16 mai 2022. Que se passe-t-il ce matin ? Pourquoi ce pincement à la gorge ? Entre un coucher banal et un lever spécial, mon être ne le comprend que trop bien. Comme Coco, mon pauvre matou, comprenant tout, qui s'éloignait en miaulant son amertume sinon son chagrin, voyant nos valises, livré à une main nourricière étrangère qu'il ne tolèrera que de loin, je réagis physiquement, en miroir, à un même type de détresse : partir... Partir, c'est mourir un peu a dit le poète ; alors, revenir serait-ce revivre un peu ? L'angoisse de l'abandon me mine ; je suis comme Coco ; lui laissait-elle son poids sa hantise de l'abandon, malgré son bon ronron des retrouvailles, pas rancunier pour un sou ? Et si le "ça me tue" du parler familier n'était pas toujours à prendre au second degré ? Ce stress tue-t-il à petit feu ou rend-il plus fort ?    

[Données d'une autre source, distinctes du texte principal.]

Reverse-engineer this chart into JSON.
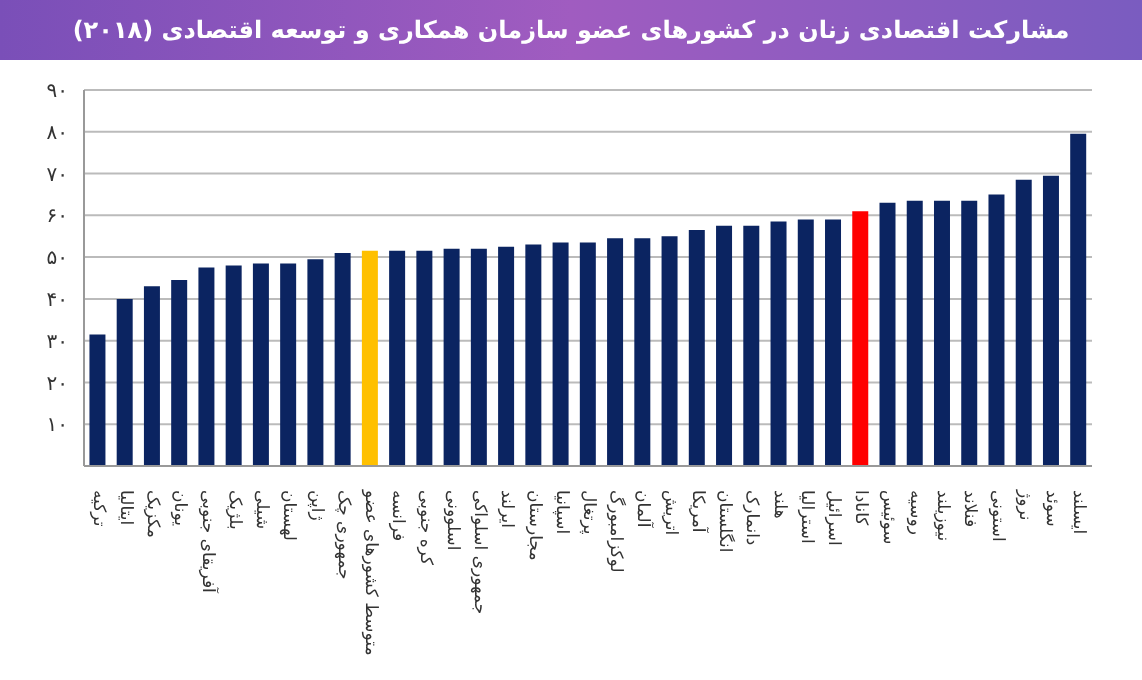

A cause de lui, le quotidien se défausse de sa banalité. Je ne m'étais pas aperçu, hier soir, dans l'air plus pur, cristallin, de la saison sèche à nos portes, que la lune en habit de soirée m'avait un instant retenu par la manche, non pour me dire qu'à trois heures et demie, elle s'éclipserait en robe rouge (nuit du 15 au 16 mai 2022), non, la fée des craintes nocturnes apaisées disait simplement qu'avec ou sans moi, elle continuerait à apporter aux Hommes pourtant si oublieux, depuis le tout beau tout nouveau de la fée électricité. Sur une île qui parquait ses gens, par force ou par consentement provoqué (esclavage, travail forcé), c'est plus prégnant que sur le continent d'autant plus que Mayotte semble avoir plongé trop vite, en trente ans à peine, des temps anciens à la modernité la plus crue même si certains voudraient à présent ralentir son erre. 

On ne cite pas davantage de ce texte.